Libations — Kookoolan Meadery takes second in division at Mazer Cup International

Chrissie Zaerpoor considers the Mazer Cup International Mead Com­petition to be the Oscars of the mead world. So when her entry, “Elegence,” won silver in her category, she was excited.

“There’s nothing bigger than Mazer,” Zaerpoor said. The annual competition had about 350 commercial entries this year as well as 500 homebrewed entries.

by: SUBMITTED PHOTO - International champs -- 'Elegance' from Kookoolan World Meadery in Yamhill won silver in its category recently during the Mazer Cup International  competition. Kookoolan owner Chrissie Zaerpoor said there were more than 350 entries to the contest, and as far as mead competitions go, Mazer is likened to the Oscars.For Zaer­poor, mead has always been a passion.

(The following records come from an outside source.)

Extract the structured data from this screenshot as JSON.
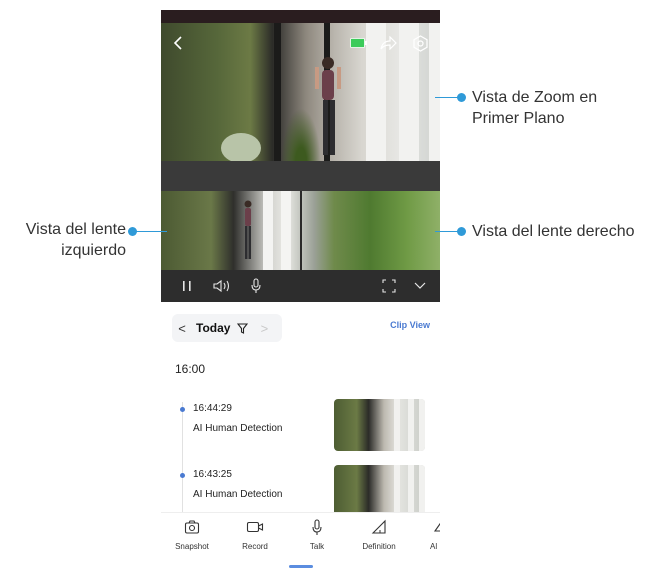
{
  "callouts": {
    "zoom_view_line1": "Vista de Zoom en",
    "zoom_view_line2": "Primer Plano",
    "left_lens_line1": "Vista del lente",
    "left_lens_line2": "izquierdo",
    "right_lens": "Vista del lente derecho"
  },
  "date_nav": {
    "prev": "<",
    "date": "Today",
    "next": ">"
  },
  "clip_view_label": "Clip View",
  "hour_label": "16:00",
  "events": [
    {
      "time": "16:44:29",
      "label": "AI Human Detection"
    },
    {
      "time": "16:43:25",
      "label": "AI Human Detection"
    }
  ],
  "tabs": [
    {
      "label": "Snapshot"
    },
    {
      "label": "Record"
    },
    {
      "label": "Talk"
    },
    {
      "label": "Definition"
    },
    {
      "label": "Al"
    }
  ],
  "colors": {
    "accent": "#4a7ad1",
    "callout": "#2f9ad8",
    "battery": "#3ccb5a"
  },
  "icons": [
    "back-icon",
    "battery-icon",
    "share-icon",
    "settings-icon",
    "pause-icon",
    "volume-icon",
    "mic-icon",
    "fullscreen-icon",
    "chevron-down-icon",
    "filter-icon",
    "camera-icon",
    "record-icon",
    "talk-icon",
    "definition-icon",
    "alarm-icon"
  ]
}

“I’ve been a mead home brewer since 1997 or thereabout, back in the day when I was an engineering manager at Intel,” she said. In 2005, she opened Kookoolan Farms in Yamhill.

“We’re a highly diversified grass fed farm,” she said. Offerings include pasture raised chickens, lamb, beef, eggs and an organic vegetable subscription. But for Zaerpoor, it’s always been about the mead.

“Mead was what I did first and the farm wasn’t a glimmer of conception yet. I’ve been making mead for a long time and have been serious about it for a long time,” she said. “It was always the intention to get a full winery license to offer a meadery. I got my license in 2009 and released our first mead in November 2010. It was a habanero-saffron-vanilla mead, which alas is sold out.”

With one fermenter, she can only produce one batch at a time.

“When I get a mead moved into a barrel or bottles, I can start the next batch,” she said. “It’s a very small handcrafted production.”

But that doesn’t mean she isn’t always thinking of the next idea.

“I’ll have two out later this year. One is a bourbon barrel-aged Dwojnik, which means the recipe starts with equal parts honey and water,” she said. “It’s an extravagant amount of honey which results in a big high alcohol mead. That’s a repeat product; I also produced that in 2011 and it was tremendously popular.”

She said she’s also working on a rose petal mead, a personal favorite because it pairs well with Persian and Indian food.

Despite her small personal production, Kookoolan has more than 120 different meads from around the world available.

“As best as I’ve been able to confirm, there’s no larger collection of meads for sale on the planet,” Zaerpoor said.